# tomato & cucumber salad, cole slaw.



## aesthete (Mar 9, 2007)

OK, I'm going to make a tomato and cucumber salad, and a cole slaw later tonight for my fish fry tomorrow. I've never done either before (i made a vinegar red slaw once, and cucumber salad, but never these)

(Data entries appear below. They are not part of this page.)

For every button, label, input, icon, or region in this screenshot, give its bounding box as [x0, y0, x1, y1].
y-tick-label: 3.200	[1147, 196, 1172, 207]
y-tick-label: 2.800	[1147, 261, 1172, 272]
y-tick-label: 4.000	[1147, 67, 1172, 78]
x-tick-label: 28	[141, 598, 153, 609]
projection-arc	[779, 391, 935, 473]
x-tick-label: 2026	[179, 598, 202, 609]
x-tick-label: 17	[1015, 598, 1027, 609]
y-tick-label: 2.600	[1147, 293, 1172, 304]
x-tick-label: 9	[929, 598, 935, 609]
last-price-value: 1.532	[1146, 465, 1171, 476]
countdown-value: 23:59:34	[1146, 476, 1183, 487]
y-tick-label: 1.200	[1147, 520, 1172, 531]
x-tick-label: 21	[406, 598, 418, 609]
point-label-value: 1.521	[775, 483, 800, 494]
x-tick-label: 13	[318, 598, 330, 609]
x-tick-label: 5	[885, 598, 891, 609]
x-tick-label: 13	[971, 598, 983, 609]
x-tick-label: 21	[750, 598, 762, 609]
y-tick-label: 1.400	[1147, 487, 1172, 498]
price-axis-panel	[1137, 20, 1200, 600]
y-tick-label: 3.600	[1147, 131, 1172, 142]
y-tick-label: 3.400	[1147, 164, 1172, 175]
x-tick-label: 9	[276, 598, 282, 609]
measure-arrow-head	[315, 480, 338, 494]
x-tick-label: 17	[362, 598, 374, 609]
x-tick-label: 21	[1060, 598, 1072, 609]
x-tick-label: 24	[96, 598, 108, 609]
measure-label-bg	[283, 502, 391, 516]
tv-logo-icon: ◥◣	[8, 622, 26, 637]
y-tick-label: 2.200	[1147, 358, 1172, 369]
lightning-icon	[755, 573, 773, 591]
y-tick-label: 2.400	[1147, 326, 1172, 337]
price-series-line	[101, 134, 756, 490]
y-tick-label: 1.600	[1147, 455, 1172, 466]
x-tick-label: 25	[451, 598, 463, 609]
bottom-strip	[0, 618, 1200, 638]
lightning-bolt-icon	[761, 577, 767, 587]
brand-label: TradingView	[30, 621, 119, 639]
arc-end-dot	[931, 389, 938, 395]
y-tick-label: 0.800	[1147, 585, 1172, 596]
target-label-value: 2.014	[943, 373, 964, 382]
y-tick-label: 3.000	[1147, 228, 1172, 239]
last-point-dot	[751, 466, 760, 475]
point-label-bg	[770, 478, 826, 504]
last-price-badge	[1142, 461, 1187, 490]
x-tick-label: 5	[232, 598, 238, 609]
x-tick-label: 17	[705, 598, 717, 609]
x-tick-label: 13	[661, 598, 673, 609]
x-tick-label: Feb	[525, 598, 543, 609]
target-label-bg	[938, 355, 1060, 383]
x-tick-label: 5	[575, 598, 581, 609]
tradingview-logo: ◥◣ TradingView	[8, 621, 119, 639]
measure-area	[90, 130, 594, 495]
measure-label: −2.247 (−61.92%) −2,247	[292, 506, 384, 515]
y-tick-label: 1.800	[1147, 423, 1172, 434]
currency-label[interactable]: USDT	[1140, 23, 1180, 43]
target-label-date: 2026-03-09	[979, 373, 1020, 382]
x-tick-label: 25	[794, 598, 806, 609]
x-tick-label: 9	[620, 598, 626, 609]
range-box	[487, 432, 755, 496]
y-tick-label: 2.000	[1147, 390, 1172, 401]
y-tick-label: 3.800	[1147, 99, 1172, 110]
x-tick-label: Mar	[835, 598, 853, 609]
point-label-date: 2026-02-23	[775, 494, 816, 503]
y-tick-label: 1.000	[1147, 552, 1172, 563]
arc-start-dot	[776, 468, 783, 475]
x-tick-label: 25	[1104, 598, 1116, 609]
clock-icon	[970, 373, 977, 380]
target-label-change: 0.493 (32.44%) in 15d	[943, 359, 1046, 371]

Here are my plans. any suggestions are welcome, cuz i'm new at this.

Cucumber & Tomato Salad

6 diced roma tomatoes
2 very thinly sliced cucumbers
4 tbsp white vinegar (should i use apple cider instead?)
2 tbsp EV olive oil
salt + pepper to taste

Cole Slaw

1 head cabbage, shredded
1/2 cup shredded RED cabbage
1/4 cup shredded carrots
1/2 finely chopped white onion
3/4 cup mayo (I'll be using Dukes)
a bunch of black pepper
1 tsp dry mustard
few dashes of celery salt
1/4 cup white vinegar
1/4 cup canola oil


----------



## StirBlue (Mar 9, 2007)

Cucumber & Tomato Salad

6 diced roma tomatoes
2 very thinly sliced cucumbers
4 tbsp white vinegar (should i use apple cider instead?)
2 tbsp EV olive oil
salt + pepper to taste

For this recipe, I would suggest that you dice the cucumber instead of slicing so that it will mix evenly.  For color presentation, I would stick to white vinegar.  You may also want to discard the tomato seeds, membrane & juice. 

Cole Slaw

1 head cabbage, shredded
1/2 cup shredded RED cabbage
1/4 cup shredded carrots
1/2 finely chopped white onion
3/4 cup mayo (I'll be using Dukes)
a bunch of black pepper
1 tsp dry mustard
few dashes of celery salt
1/4 cup white vinegar
1/4 cup canola oil

Mix the mayo, black pepper, mustard, celery salt, vinegar & oil.  1/4 cup of the white onion will be more than enough.  It depends on where you live as to how small you cut your cabbage.  Here in IL it is cut very small.  Other places, it may be almost leafy.  

Your recipes are making me hungry.  I think I'll add a few things to my grocery list.


----------